Court Opinion

ID: 9617043
Source: CourtListenerOpinion
Date Created: 2023-08-22 04:51:28.467341+00
Date Added: 2024-06-11T18:04:04.863502
License: Public Domain

Rosellini, J.
(dissenting) — The jury was told to consider all the instructions together. The instructions as a whole made it clear to them that the burden was on the State to prove every element of the crime beyond a reasonable doubt. If the first sentence of the instruction objected to clouded that burden for a moment, the cloud was removed in the language of the remainder of the instruction, which made it plain that the presumption is rebuttable, and that the jury was to determine whether there was intent by examining all of the evidence.

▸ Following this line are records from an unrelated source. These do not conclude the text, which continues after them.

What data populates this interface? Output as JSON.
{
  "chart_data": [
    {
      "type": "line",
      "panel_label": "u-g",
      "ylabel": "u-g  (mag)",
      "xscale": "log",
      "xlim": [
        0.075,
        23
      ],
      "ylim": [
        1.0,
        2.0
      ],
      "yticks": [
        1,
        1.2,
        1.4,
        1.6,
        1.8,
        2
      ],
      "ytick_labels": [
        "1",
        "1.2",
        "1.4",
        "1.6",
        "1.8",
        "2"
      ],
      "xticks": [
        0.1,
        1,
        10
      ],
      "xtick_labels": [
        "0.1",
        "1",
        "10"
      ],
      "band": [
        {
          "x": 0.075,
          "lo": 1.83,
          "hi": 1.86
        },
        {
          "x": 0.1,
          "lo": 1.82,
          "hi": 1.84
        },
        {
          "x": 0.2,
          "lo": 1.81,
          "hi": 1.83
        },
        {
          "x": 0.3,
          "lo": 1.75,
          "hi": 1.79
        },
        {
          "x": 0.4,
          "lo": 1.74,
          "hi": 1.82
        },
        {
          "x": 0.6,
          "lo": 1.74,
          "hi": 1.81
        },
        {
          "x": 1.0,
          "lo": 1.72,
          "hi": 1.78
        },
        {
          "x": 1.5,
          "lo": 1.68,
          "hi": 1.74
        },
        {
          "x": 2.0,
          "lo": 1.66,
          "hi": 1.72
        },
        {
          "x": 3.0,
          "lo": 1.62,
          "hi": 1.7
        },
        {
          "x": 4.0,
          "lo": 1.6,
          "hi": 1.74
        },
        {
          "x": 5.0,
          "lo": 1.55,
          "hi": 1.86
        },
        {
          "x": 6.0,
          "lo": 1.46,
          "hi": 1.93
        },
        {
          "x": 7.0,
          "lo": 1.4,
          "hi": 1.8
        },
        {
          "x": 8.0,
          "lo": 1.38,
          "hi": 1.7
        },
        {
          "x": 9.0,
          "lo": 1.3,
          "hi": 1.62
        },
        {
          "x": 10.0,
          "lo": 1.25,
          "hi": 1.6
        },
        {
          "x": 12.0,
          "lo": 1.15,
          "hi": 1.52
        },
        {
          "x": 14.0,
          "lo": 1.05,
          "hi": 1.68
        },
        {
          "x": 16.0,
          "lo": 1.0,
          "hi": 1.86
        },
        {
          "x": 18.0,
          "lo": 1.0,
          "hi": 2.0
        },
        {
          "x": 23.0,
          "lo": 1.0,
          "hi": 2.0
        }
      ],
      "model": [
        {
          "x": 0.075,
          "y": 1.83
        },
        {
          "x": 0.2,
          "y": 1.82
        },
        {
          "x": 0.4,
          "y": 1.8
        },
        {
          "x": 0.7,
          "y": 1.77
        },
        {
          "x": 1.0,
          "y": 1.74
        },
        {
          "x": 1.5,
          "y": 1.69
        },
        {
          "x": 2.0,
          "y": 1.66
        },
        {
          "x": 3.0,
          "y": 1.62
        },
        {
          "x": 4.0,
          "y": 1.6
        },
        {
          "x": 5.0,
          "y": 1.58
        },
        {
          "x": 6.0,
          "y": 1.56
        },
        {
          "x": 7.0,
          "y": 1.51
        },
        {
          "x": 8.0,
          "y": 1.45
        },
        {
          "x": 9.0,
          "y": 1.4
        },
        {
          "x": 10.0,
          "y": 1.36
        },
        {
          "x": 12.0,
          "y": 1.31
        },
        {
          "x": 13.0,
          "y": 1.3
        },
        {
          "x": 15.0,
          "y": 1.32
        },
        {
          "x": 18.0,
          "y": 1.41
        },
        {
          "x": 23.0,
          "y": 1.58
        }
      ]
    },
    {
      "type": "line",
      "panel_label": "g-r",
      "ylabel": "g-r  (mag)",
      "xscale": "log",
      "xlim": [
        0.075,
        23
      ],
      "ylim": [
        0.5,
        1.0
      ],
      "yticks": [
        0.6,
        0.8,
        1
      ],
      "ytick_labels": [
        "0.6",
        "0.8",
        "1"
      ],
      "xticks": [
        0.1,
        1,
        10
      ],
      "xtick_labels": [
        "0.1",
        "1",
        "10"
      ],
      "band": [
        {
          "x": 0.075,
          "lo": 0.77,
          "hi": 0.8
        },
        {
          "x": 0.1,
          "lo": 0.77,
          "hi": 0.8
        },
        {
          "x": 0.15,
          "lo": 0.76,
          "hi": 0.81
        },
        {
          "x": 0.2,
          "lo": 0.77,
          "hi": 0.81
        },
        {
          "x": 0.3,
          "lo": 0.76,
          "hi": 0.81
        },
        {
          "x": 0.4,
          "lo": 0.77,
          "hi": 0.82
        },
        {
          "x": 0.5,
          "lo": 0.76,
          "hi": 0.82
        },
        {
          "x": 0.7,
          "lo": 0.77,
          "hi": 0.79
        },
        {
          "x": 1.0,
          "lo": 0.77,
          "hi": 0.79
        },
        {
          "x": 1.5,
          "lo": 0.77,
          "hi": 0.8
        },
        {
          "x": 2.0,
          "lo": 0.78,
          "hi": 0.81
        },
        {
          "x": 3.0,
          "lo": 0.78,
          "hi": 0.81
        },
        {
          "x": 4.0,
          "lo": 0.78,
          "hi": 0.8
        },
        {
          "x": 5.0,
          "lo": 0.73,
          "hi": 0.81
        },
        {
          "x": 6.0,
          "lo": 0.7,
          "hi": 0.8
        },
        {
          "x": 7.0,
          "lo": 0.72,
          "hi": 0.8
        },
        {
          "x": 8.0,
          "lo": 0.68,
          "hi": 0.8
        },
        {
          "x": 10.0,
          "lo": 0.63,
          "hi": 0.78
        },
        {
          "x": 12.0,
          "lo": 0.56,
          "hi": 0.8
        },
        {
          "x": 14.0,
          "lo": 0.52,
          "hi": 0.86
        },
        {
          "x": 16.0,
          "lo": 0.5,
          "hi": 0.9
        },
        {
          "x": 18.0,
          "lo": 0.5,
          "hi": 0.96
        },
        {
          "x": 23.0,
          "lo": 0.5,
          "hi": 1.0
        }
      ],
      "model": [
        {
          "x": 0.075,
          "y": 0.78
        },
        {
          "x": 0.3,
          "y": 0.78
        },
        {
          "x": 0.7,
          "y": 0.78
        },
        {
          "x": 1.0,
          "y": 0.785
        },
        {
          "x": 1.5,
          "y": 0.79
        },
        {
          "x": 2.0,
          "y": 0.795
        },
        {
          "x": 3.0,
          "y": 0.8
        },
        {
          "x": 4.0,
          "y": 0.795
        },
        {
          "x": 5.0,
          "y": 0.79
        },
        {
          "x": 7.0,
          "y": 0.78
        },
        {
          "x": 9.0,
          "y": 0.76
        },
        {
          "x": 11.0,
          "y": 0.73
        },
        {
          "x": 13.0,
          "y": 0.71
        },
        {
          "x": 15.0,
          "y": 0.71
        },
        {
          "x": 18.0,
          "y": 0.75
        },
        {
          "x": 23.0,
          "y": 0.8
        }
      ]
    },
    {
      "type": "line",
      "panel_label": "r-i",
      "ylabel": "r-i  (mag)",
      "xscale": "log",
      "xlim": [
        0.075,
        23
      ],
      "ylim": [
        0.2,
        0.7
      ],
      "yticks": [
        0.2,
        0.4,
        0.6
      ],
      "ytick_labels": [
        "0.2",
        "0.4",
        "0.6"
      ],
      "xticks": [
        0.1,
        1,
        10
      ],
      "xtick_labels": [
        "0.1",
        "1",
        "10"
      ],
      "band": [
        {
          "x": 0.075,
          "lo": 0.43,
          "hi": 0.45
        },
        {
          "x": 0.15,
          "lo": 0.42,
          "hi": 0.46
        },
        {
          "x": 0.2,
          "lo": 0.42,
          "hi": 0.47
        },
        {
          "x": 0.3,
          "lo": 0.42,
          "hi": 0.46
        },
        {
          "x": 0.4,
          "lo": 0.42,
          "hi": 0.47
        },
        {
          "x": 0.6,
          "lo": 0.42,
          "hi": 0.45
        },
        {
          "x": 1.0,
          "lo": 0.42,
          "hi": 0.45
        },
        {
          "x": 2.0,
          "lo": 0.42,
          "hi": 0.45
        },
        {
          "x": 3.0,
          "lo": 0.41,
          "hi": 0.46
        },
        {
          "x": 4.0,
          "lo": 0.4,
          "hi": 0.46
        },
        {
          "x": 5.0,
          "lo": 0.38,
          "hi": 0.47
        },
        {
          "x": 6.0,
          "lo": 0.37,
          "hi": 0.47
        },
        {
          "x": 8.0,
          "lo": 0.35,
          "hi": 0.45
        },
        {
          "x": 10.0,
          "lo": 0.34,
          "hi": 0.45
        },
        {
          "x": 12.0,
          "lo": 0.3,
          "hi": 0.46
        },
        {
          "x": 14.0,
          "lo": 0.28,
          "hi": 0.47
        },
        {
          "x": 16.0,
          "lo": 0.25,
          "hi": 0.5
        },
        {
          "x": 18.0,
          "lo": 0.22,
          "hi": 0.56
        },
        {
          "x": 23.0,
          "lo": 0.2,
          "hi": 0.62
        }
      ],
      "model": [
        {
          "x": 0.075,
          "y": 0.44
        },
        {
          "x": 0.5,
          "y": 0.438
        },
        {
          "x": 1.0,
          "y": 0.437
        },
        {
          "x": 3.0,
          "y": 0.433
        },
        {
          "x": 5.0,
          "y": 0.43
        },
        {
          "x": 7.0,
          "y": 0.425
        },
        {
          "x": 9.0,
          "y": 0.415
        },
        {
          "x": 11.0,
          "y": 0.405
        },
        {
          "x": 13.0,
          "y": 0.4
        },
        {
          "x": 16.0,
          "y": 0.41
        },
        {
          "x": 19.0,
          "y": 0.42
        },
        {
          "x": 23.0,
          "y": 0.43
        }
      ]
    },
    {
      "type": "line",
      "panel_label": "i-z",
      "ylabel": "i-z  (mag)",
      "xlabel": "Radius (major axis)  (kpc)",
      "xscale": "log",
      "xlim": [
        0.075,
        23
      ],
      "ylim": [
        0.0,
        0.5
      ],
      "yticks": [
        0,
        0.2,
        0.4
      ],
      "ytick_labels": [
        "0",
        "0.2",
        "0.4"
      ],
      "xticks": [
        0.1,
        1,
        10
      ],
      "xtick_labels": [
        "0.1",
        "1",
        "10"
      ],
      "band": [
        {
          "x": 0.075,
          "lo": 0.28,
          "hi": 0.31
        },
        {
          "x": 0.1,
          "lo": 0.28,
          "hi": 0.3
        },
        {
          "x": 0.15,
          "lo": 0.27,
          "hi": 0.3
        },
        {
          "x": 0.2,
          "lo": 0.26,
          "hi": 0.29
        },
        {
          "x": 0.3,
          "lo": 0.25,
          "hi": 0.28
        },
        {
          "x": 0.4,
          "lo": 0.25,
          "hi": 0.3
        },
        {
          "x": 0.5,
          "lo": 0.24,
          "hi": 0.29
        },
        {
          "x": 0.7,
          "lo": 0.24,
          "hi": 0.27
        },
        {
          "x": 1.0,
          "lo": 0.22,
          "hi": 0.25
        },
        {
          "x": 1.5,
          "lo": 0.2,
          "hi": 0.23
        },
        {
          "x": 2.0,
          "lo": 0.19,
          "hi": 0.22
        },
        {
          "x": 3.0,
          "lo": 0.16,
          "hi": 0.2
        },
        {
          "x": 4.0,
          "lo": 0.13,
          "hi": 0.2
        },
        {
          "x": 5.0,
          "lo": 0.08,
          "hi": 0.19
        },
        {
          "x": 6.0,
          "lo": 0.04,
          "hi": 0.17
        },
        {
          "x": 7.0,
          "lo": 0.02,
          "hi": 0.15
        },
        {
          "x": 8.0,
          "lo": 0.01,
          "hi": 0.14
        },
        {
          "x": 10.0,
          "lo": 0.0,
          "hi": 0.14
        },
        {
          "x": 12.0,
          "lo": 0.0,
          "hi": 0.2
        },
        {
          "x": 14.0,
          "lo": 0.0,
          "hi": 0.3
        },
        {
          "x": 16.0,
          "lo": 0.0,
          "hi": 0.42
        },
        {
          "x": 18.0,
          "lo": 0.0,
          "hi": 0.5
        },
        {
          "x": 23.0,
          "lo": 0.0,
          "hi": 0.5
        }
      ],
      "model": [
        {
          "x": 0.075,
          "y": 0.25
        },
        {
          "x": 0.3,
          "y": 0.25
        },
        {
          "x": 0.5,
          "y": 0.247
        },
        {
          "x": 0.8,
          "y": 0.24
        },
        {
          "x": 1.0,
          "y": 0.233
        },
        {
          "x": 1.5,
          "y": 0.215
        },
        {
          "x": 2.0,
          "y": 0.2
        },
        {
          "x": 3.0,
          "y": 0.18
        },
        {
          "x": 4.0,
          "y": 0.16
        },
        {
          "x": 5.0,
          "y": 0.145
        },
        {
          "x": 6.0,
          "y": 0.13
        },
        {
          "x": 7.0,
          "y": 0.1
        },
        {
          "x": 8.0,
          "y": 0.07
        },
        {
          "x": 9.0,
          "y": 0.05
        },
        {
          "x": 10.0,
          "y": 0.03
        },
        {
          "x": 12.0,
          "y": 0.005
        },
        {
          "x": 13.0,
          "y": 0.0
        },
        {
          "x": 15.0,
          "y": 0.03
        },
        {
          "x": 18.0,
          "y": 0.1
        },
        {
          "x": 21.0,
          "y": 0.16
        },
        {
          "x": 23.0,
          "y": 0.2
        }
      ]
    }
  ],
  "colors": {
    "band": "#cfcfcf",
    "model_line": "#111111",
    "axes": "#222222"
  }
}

The jury returned the only verdict supportable on the evidence. The majority's suggestion that in order to prove its case in chief the State must produce some evidence of intent to kill, in addition to that afforded by circumstances *621of the crime itself, is unfounded in principle or precedent. The jury is entitled to draw inferences from those circumstances. An inescapable inference in the absence of some exculpatory evidence is that a person intends the probable consequences of his acts.
I would hold that, if there was some error in not instructing on the defendant's burden of rebuttal, the error was harmless. It is wasteful to order a new trial since, assuming another reasonable jury is impaneled, such a trial is bound to produce the same result.
Stafford and Wright, JJ., concur with Rosellini, J.